The pair secured three leases – with a combined area of 333km2 – in seabed owner Crown Estate Scotland’s innovation and targeted oil and gas (Intog) leasing round earlier this year.
The three sites being within 100km of each other in the central North Sea will enable a new “basin-wide” offshore transmission system to be built, the developers explained.
Oil and gas companies to “plug in” when they need electricity, they added.
In a first phase, the developers will target oil and gas platforms, but their project – the North Sea Renewables Grid (NSRG) – could later export power to onshore grids in the south of the UK and to Europe.

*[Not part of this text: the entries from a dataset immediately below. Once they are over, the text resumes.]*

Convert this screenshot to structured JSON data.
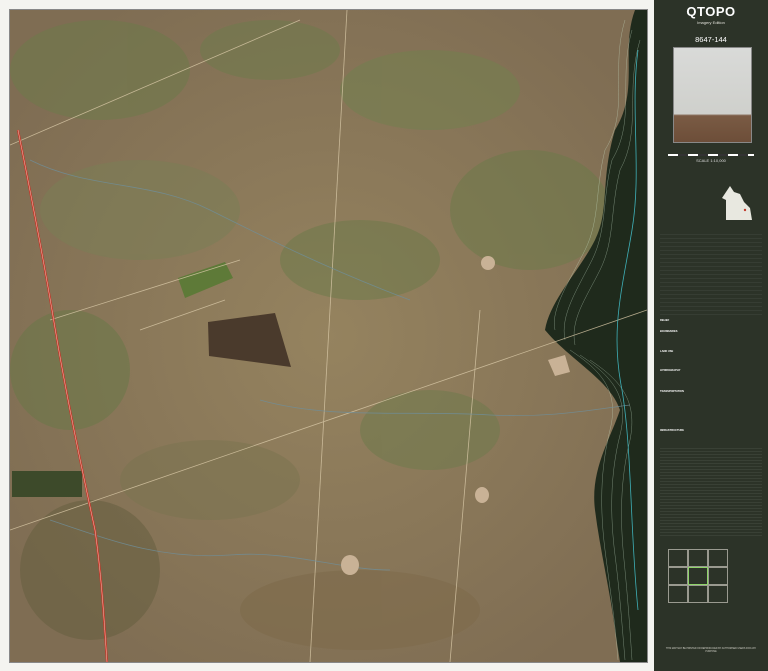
{
  "map": {
    "title": "QTOPO",
    "subtitle": "Imagery Edition",
    "sheet_number": "8647-144",
    "scale": "SCALE 1:10,000",
    "colors": {
      "panel": "#2c3328",
      "terrain": "#8c7a5e",
      "vegetation": "#5a6b3a",
      "ridge": "#1e2b1c",
      "highway": "#c23b2c",
      "contour": "#cfe8d0"
    },
    "panel_text": {
      "disclaimer_title": "THIS MAP MAY BE PRINTED OR REPRODUCED BY AUTHORISED USERS FOR ANY PURPOSE"
    },
    "legend_sections": [
      "RELIEF",
      "BOUNDARIES",
      "LAND USE",
      "HYDROGRAPHY",
      "TRANSPORTATION",
      "INFRASTRUCTURE"
    ]
  }
}
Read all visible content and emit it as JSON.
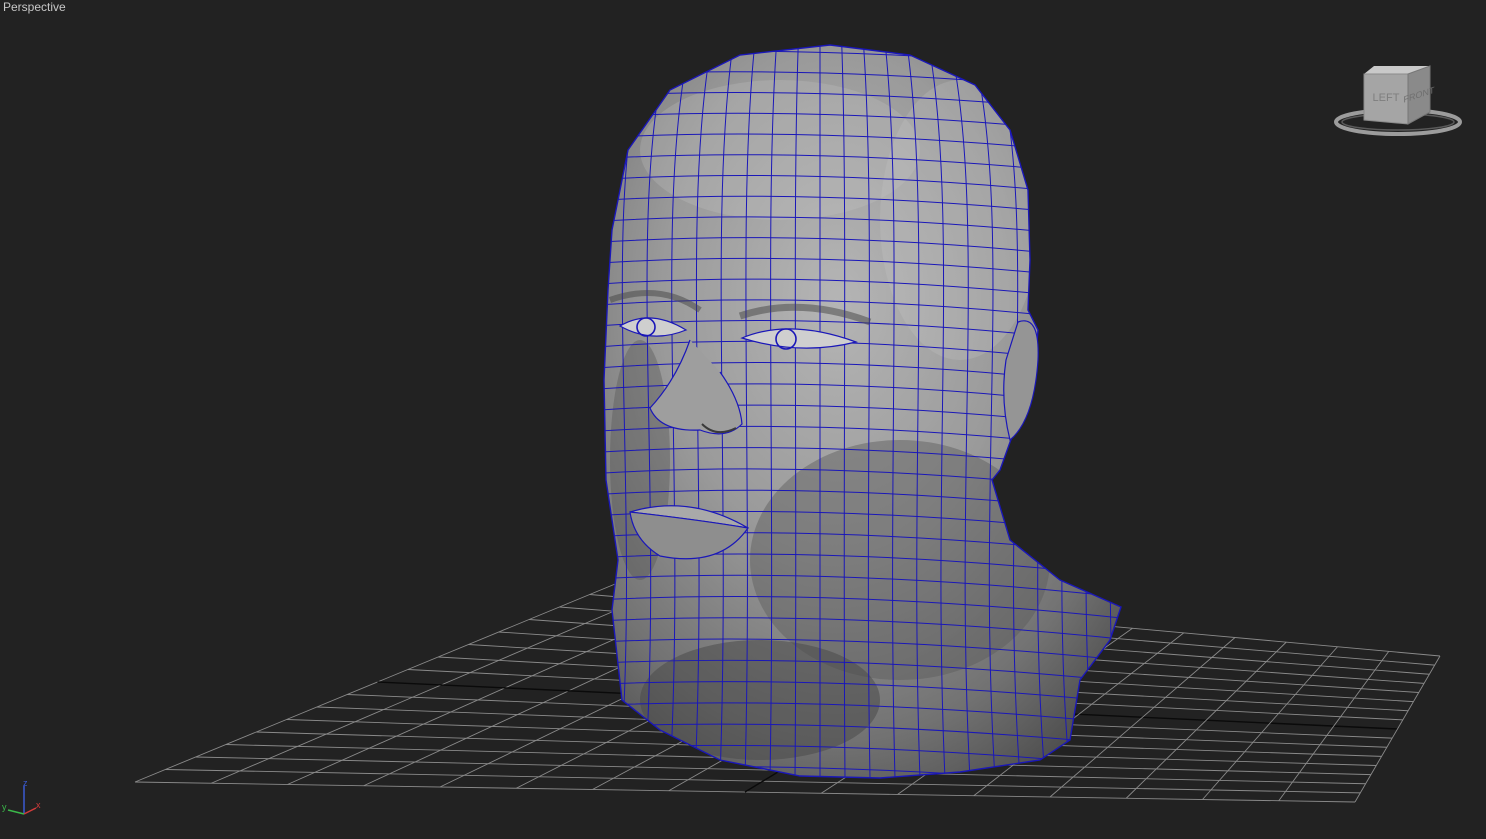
{
  "viewport": {
    "label": "Perspective",
    "background": "#222222",
    "grid_color": "#8a8a8a",
    "grid_axis_color": "#0a0a0a",
    "wire_color": "#1a17b8",
    "mesh_shade": "#8a8a8a"
  },
  "viewcube": {
    "faces": {
      "left": "LEFT",
      "front": "FRONT"
    },
    "icon": "viewcube-icon"
  },
  "axis_tripod": {
    "x": "x",
    "y": "y",
    "z": "z",
    "colors": {
      "x": "#d23b3b",
      "y": "#3bb84a",
      "z": "#3b5bd2"
    }
  }
}
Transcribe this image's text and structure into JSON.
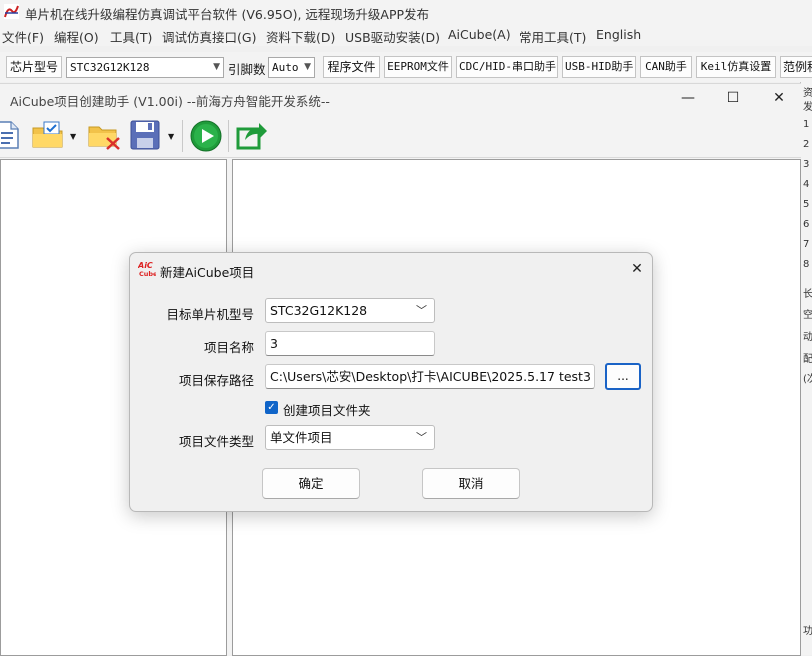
{
  "main_window": {
    "title": "单片机在线升级编程仿真调试平台软件 (V6.95O), 远程现场升级APP发布",
    "menu": [
      "文件(F)",
      "编程(O)",
      "工具(T)",
      "调试仿真接口(G)",
      "资料下载(D)",
      "USB驱动安装(D)",
      "AiCube(A)",
      "常用工具(T)",
      "English"
    ],
    "toolbar": {
      "chip_label": "芯片型号",
      "chip_value": "STC32G12K128",
      "pins_label": "引脚数",
      "pins_value": "Auto",
      "buttons": [
        "程序文件",
        "EEPROM文件",
        "CDC/HID-串口助手",
        "USB-HID助手",
        "CAN助手",
        "Keil仿真设置",
        "范例程"
      ]
    },
    "right_strip": [
      "资",
      "发",
      "1",
      "2",
      "3",
      "4",
      "5",
      "6",
      "7",
      "8",
      "长",
      "空",
      "动",
      "配",
      "(次",
      "功"
    ]
  },
  "aicube_window": {
    "title": "AiCube项目创建助手 (V1.00i) --前海方舟智能开发系统--",
    "controls": [
      "—",
      "☐",
      "✕"
    ]
  },
  "dialog": {
    "logo_text": "AiC\nCube",
    "title": "新建AiCube项目",
    "close": "✕",
    "mcu_label": "目标单片机型号",
    "mcu_value": "STC32G12K128",
    "name_label": "项目名称",
    "name_value": "3",
    "path_label": "项目保存路径",
    "path_value": "C:\\Users\\芯安\\Desktop\\打卡\\AICUBE\\2025.5.17 test3",
    "browse_label": "...",
    "create_folder_label": "创建项目文件夹",
    "create_folder_checked": true,
    "type_label": "项目文件类型",
    "type_value": "单文件项目",
    "ok_label": "确定",
    "cancel_label": "取消"
  },
  "colors": {
    "accent": "#1a63c6",
    "checkbox": "#0f64c8",
    "run_green": "#1f9b3a"
  }
}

Cerulean stated that it has agreed an early delivery approach with its industrial partners – NOV, Siemens Gamesa, Siemens Energy, Deme and Worley – to de-risk the project. It added that this is based on its “extensive experience in the offshore oil and gas industry, where such contracting strategies are well understood”.
Humza Malik, founding partner of Frontier Power, said the wind farms will be connected with high-voltage alternating current (HVAC) transmission.
He added: “The scale allows for offtake to other parts of the North Sea through a new high-voltage direct current (HDVC) network.
“For the oil and gas companies, this diversity of offtake provides robustness to the scheme and added flexibility. For Scotland, the HVDC transmission not only provides clean energy to the National Grid, but provides export of power directly to continental Europe.”